Pioneering Bryn Seiont art project in running for a top award
A pioneering art project that bridged the generation gap between residents of a Pendine Park care home and local primary school children is in the running for a top award.
Pupils from Ysgol yr Hendre in Caernarfon visited Bryn Seiont Newydd on the outskirts of the town so they could work alongside the people living there to make tea cosies and tapestries.
The project to celebrate the area's links with Patagonia, the Welsh colony in Argentina, has reached the final of the prestigious Arts and Business Cymru Awards.
It was arranged by Arts and Business Cymru organisation and was being jointly funded by the Pendine Park which opened Bryn Seiont Newydd 18 months ago.

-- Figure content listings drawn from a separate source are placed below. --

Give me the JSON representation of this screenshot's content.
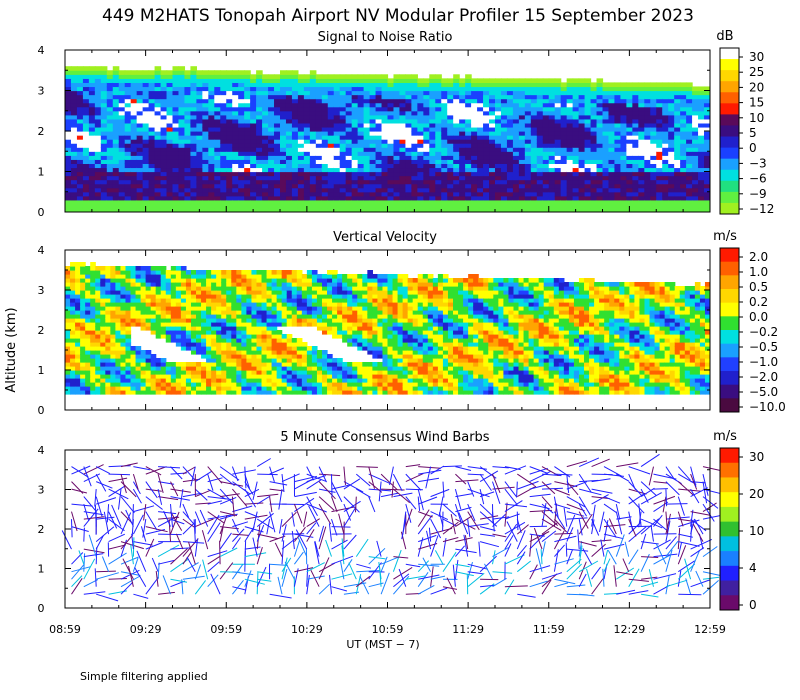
{
  "figure": {
    "title": "449 M2HATS Tonopah Airport NV Modular Profiler 15 September 2023",
    "ylabel": "Altitude (km)",
    "xlabel": "UT  (MST − 7)",
    "footnote": "Simple filtering applied"
  },
  "chart_data": [
    {
      "type": "heatmap",
      "title": "Signal to Noise Ratio",
      "units": "dB",
      "xlabel": "UT (MST − 7)",
      "ylabel": "Altitude (km)",
      "x_ticks": [
        "08:59",
        "09:29",
        "09:59",
        "10:29",
        "10:59",
        "11:29",
        "11:59",
        "12:29",
        "12:59"
      ],
      "y_ticks": [
        "0",
        "1",
        "2",
        "3",
        "4"
      ],
      "ylim": [
        0,
        4
      ],
      "colorbar_ticks": [
        "30",
        "25",
        "20",
        "15",
        "10",
        "5",
        "0",
        "−3",
        "−6",
        "−9",
        "−12"
      ],
      "colorbar_colors": [
        "#ffffff",
        "#ffff00",
        "#ffd700",
        "#ffa500",
        "#ff6000",
        "#ff1a00",
        "#5a0a5a",
        "#3a0d80",
        "#2020cc",
        "#1a40ff",
        "#1aa0ff",
        "#00e0e0",
        "#20e080",
        "#60f040",
        "#a0f020"
      ],
      "data_top_km": 3.5
    },
    {
      "type": "heatmap",
      "title": "Vertical Velocity",
      "units": "m/s",
      "xlabel": "UT (MST − 7)",
      "ylabel": "Altitude (km)",
      "y_ticks": [
        "0",
        "1",
        "2",
        "3",
        "4"
      ],
      "ylim": [
        0,
        4
      ],
      "colorbar_ticks": [
        "2.0",
        "1.0",
        "0.5",
        "0.2",
        "0.0",
        "−0.2",
        "−0.5",
        "−1.0",
        "−2.0",
        "−5.0",
        "−10.0"
      ],
      "colorbar_colors": [
        "#ff1a00",
        "#ff6000",
        "#ffa500",
        "#ffd700",
        "#ffff00",
        "#30e030",
        "#00e0e0",
        "#1aa0ff",
        "#2040ff",
        "#2020cc",
        "#3a0d80",
        "#4a0a40"
      ]
    },
    {
      "type": "scatter",
      "title": "5 Minute Consensus Wind Barbs",
      "units": "m/s",
      "xlabel": "UT (MST − 7)",
      "ylabel": "Altitude (km)",
      "y_ticks": [
        "0",
        "1",
        "2",
        "3",
        "4"
      ],
      "ylim": [
        0,
        4
      ],
      "colorbar_ticks": [
        "30",
        "20",
        "10",
        "4",
        "0"
      ],
      "colorbar_colors": [
        "#ff1a00",
        "#ff7000",
        "#ffc000",
        "#ffff00",
        "#a0f020",
        "#30c030",
        "#00c0e0",
        "#1a80ff",
        "#2020ff",
        "#4020a0",
        "#6a0a6a"
      ]
    }
  ],
  "colors": {
    "axis": "#000000",
    "background": "#ffffff"
  }
}
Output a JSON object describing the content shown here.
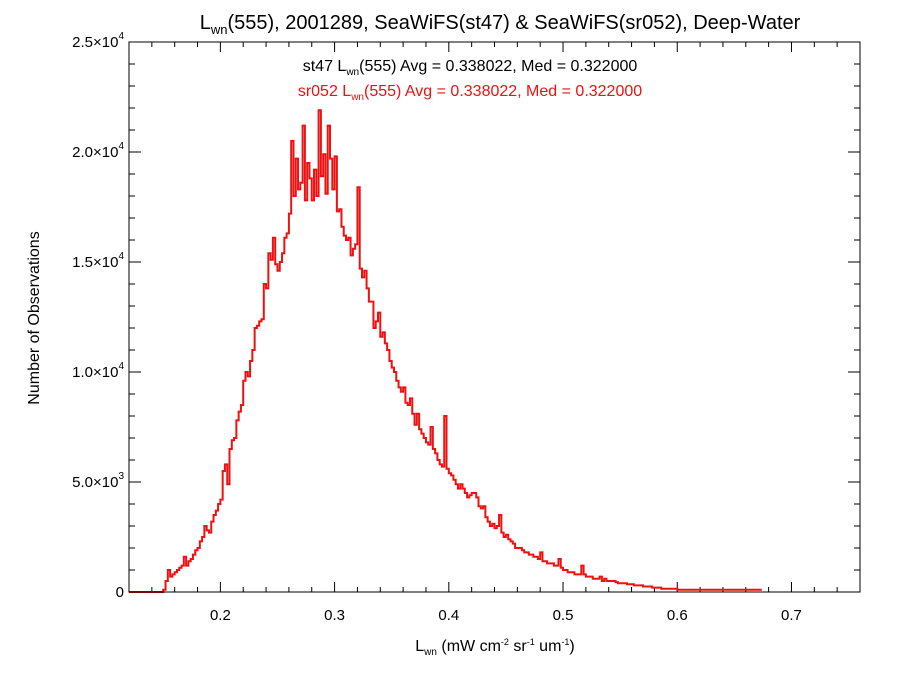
{
  "chart_data": {
    "type": "bar",
    "histogram_style": "step",
    "title": {
      "pre": "L",
      "sub": "wn",
      "post": "(555), 2001289, SeaWiFS(st47) & SeaWiFS(sr052), Deep-Water"
    },
    "xlabel": {
      "pre": "L",
      "sub": "wn",
      "p1": " (mW cm",
      "sup1": "-2",
      "p2": " sr",
      "sup2": "-1",
      "p3": " um",
      "sup3": "-1",
      "p4": ")"
    },
    "ylabel": "Number of Observations",
    "xlim": [
      0.12,
      0.76
    ],
    "ylim": [
      0,
      25000
    ],
    "x_ticks": [
      {
        "value": 0.2,
        "label": "0.2"
      },
      {
        "value": 0.3,
        "label": "0.3"
      },
      {
        "value": 0.4,
        "label": "0.4"
      },
      {
        "value": 0.5,
        "label": "0.5"
      },
      {
        "value": 0.6,
        "label": "0.6"
      },
      {
        "value": 0.7,
        "label": "0.7"
      }
    ],
    "y_ticks": [
      {
        "value": 0,
        "mant": "0",
        "exp": ""
      },
      {
        "value": 5000,
        "mant": "5.0×10",
        "exp": "3"
      },
      {
        "value": 10000,
        "mant": "1.0×10",
        "exp": "4"
      },
      {
        "value": 15000,
        "mant": "1.5×10",
        "exp": "4"
      },
      {
        "value": 20000,
        "mant": "2.0×10",
        "exp": "4"
      },
      {
        "value": 25000,
        "mant": "2.5×10",
        "exp": "4"
      }
    ],
    "annotations": [
      {
        "pre": "st47 L",
        "sub": "wn",
        "post": "(555) Avg = 0.338022, Med = 0.322000",
        "color": "#000000"
      },
      {
        "pre": "sr052 L",
        "sub": "wn",
        "post": "(555) Avg = 0.338022, Med = 0.322000",
        "color": "#ee1111"
      }
    ],
    "series": [
      {
        "name": "sr052",
        "color": "#ee1111",
        "bin_start": 0.12,
        "bin_width": 0.002,
        "values": [
          0,
          0,
          0,
          0,
          0,
          0,
          0,
          0,
          0,
          0,
          0,
          0,
          0,
          0,
          0,
          100,
          500,
          1000,
          700,
          800,
          900,
          1000,
          1100,
          1200,
          1600,
          1200,
          1400,
          1500,
          1700,
          1900,
          2000,
          2300,
          2500,
          3000,
          2800,
          2700,
          3200,
          3500,
          3700,
          4000,
          4200,
          5500,
          5800,
          4900,
          6500,
          6900,
          7000,
          7800,
          8200,
          8500,
          9600,
          10000,
          9800,
          10500,
          11000,
          12000,
          12100,
          12300,
          12400,
          14000,
          13800,
          15400,
          15100,
          16100,
          14900,
          14600,
          15000,
          15400,
          16100,
          16300,
          17200,
          20500,
          18000,
          19700,
          18300,
          18600,
          21200,
          17800,
          19500,
          18800,
          17800,
          19200,
          18000,
          21900,
          18900,
          19900,
          18100,
          21200,
          19700,
          18300,
          19800,
          17300,
          17400,
          16600,
          16200,
          16000,
          16100,
          15300,
          15600,
          15800,
          18400,
          14700,
          14300,
          14600,
          13800,
          13200,
          13200,
          12000,
          12300,
          12700,
          11600,
          11800,
          11300,
          11000,
          10500,
          10200,
          10000,
          9600,
          9300,
          9100,
          9300,
          8600,
          8500,
          8800,
          8100,
          7600,
          8100,
          7400,
          7200,
          7000,
          6800,
          6700,
          7500,
          6500,
          6300,
          6000,
          5800,
          5700,
          8000,
          5600,
          5400,
          5300,
          5100,
          4900,
          4700,
          4900,
          4700,
          4500,
          4300,
          4400,
          4500,
          4500,
          4300,
          3900,
          3800,
          3900,
          3400,
          3200,
          3000,
          3100,
          2900,
          3000,
          3500,
          2700,
          2500,
          2600,
          2400,
          2300,
          2200,
          2000,
          2000,
          2000,
          1900,
          1800,
          1800,
          1700,
          1700,
          1600,
          1600,
          1500,
          1800,
          1400,
          1400,
          1300,
          1300,
          1300,
          1200,
          1200,
          1500,
          1100,
          1000,
          1000,
          900,
          900,
          900,
          800,
          800,
          800,
          1200,
          800,
          700,
          700,
          700,
          600,
          600,
          600,
          700,
          500,
          600,
          500,
          500,
          500,
          500,
          450,
          400,
          400,
          400,
          400,
          350,
          350,
          350,
          300,
          300,
          300,
          300,
          250,
          250,
          250,
          250,
          200,
          200,
          200,
          200,
          150,
          150,
          150,
          150,
          150,
          150,
          150,
          100,
          100,
          100,
          100,
          100,
          100,
          100,
          100,
          100,
          100,
          100,
          100,
          100,
          100,
          100,
          100,
          100,
          100,
          100,
          100,
          100,
          100,
          100,
          100,
          100,
          100,
          100,
          100,
          100,
          100,
          100,
          100,
          100,
          100,
          100,
          100,
          100
        ]
      }
    ]
  }
}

The project been shortlisted in the Arts, Business and Health Category and the winners will be announced at a glittering ceremony at the Wales Millennium Centre in Cardiff on Friday, June 23.
The project was the brainchild of textile artist Cefyn Burgess, who hails from Bethesda and is based at Ruthin Craft Centre.

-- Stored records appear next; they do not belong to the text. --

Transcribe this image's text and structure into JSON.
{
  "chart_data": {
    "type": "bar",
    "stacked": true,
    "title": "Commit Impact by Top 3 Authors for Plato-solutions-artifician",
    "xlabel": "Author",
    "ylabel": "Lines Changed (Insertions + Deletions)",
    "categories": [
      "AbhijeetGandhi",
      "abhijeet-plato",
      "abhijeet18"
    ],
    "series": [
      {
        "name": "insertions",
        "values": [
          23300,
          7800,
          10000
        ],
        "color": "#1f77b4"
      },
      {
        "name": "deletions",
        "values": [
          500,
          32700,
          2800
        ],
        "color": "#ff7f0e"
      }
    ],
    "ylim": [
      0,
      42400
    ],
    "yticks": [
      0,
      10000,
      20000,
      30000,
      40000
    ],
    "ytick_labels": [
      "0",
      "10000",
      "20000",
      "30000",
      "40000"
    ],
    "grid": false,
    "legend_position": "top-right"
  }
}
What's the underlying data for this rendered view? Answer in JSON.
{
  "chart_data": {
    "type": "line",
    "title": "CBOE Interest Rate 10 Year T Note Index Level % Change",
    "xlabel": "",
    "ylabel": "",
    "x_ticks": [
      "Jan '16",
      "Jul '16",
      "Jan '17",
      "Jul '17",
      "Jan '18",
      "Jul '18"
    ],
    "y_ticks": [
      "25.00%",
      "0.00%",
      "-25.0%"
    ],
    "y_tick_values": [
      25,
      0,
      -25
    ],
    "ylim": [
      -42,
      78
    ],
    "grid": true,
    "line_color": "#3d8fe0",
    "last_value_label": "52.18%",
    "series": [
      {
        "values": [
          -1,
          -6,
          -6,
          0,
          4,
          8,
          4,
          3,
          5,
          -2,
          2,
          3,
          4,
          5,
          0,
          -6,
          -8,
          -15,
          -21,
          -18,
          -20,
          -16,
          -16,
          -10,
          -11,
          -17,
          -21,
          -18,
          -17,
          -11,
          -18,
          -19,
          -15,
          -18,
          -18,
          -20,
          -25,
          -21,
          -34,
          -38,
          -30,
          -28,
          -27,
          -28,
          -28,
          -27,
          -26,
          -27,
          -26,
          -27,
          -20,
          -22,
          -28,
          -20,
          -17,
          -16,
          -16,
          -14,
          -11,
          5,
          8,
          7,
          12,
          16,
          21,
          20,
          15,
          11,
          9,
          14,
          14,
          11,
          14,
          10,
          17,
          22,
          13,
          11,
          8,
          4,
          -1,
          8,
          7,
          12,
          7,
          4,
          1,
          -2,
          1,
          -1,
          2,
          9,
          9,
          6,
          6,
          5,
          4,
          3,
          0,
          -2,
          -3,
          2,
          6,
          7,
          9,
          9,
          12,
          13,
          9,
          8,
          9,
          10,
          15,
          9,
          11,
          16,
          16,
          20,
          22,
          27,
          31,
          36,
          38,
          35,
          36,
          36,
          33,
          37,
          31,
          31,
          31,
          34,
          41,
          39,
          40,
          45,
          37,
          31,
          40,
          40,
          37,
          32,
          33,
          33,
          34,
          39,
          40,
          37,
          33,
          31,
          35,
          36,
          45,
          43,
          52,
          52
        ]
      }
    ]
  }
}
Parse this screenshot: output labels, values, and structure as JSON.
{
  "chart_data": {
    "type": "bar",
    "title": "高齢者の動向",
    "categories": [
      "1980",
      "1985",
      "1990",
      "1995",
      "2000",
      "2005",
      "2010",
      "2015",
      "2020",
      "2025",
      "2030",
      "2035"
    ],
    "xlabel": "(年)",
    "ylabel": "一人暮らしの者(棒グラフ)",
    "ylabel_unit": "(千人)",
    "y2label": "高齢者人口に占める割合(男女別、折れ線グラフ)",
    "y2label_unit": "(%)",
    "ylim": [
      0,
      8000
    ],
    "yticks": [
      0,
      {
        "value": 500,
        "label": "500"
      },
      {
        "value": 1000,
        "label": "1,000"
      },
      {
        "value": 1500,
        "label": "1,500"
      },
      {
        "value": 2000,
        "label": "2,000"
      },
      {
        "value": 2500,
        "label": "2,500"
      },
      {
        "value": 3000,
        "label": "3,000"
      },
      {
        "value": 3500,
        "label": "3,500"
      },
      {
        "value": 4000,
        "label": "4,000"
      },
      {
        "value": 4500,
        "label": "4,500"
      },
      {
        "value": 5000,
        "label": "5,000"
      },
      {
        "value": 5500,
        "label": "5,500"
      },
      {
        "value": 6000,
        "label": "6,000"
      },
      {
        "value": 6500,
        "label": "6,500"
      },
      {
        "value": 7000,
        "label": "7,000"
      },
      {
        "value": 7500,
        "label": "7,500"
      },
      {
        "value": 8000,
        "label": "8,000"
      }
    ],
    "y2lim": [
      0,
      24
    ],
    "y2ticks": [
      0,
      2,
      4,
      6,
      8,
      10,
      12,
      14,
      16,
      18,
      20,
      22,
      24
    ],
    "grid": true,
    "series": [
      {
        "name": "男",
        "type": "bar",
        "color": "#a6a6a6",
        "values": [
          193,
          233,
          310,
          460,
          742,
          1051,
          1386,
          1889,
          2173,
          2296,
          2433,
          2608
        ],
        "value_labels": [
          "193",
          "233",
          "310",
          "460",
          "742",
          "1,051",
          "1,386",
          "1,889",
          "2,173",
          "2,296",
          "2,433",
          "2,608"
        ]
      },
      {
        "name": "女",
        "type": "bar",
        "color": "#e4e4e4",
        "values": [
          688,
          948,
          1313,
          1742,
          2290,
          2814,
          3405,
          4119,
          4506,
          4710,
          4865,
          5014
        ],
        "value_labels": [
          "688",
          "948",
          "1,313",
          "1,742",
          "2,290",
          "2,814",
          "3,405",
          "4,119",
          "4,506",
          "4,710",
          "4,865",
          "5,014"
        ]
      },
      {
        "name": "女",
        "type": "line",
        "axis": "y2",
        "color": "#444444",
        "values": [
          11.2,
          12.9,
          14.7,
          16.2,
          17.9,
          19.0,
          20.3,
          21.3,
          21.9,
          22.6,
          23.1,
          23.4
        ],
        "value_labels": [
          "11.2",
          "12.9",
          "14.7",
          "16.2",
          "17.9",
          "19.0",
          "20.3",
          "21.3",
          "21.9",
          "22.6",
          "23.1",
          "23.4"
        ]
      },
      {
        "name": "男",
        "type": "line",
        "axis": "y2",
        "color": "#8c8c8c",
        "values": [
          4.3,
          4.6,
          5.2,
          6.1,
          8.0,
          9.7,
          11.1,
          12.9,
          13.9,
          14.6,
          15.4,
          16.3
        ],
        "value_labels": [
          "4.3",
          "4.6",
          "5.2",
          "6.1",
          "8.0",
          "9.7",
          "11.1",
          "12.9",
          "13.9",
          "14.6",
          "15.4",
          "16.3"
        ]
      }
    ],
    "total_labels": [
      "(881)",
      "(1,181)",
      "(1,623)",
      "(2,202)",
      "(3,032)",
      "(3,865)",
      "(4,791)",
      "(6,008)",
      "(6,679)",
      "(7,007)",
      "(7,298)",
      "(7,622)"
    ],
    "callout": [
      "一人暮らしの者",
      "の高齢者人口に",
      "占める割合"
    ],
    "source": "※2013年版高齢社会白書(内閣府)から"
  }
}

Pendine Park have won a host of awards from Arts and Business Cymru over the years and were named Business of the Year in 2015.
Proprietors Mario and Gill Kreft are now planning their own visit to Patagonia to see how the project can bring even closer ties between the communities in South America and North Wales.
Mario said: "The arts is the golden thread that runs through everything we do as part of our enrichment programme that is designed to enhance and improve quality of life for our residents and the staff who care for them.
"We were delighted to partner with Cefyn Burgess to be involved in this very special project.
"Seeing the positive benefits to residents, staff and the schoolchildren has been a humbling and truly uplifting experience and one that will live on not just in our memories but also as a long-lasting legacy that will live on."
The first meeting to discuss the historic migration to Patagonia took place at Engedi Chapel in Caernarfon and 150 Welsh settlers set sail aboard a clipper called the Mimosa on May 28, 1865.
There are now 5,000 people in the Chubut area who still speak Welsh, and in recent years there has been a significant revival of interest in all things Welsh, particularly since the 150th anniversary last year.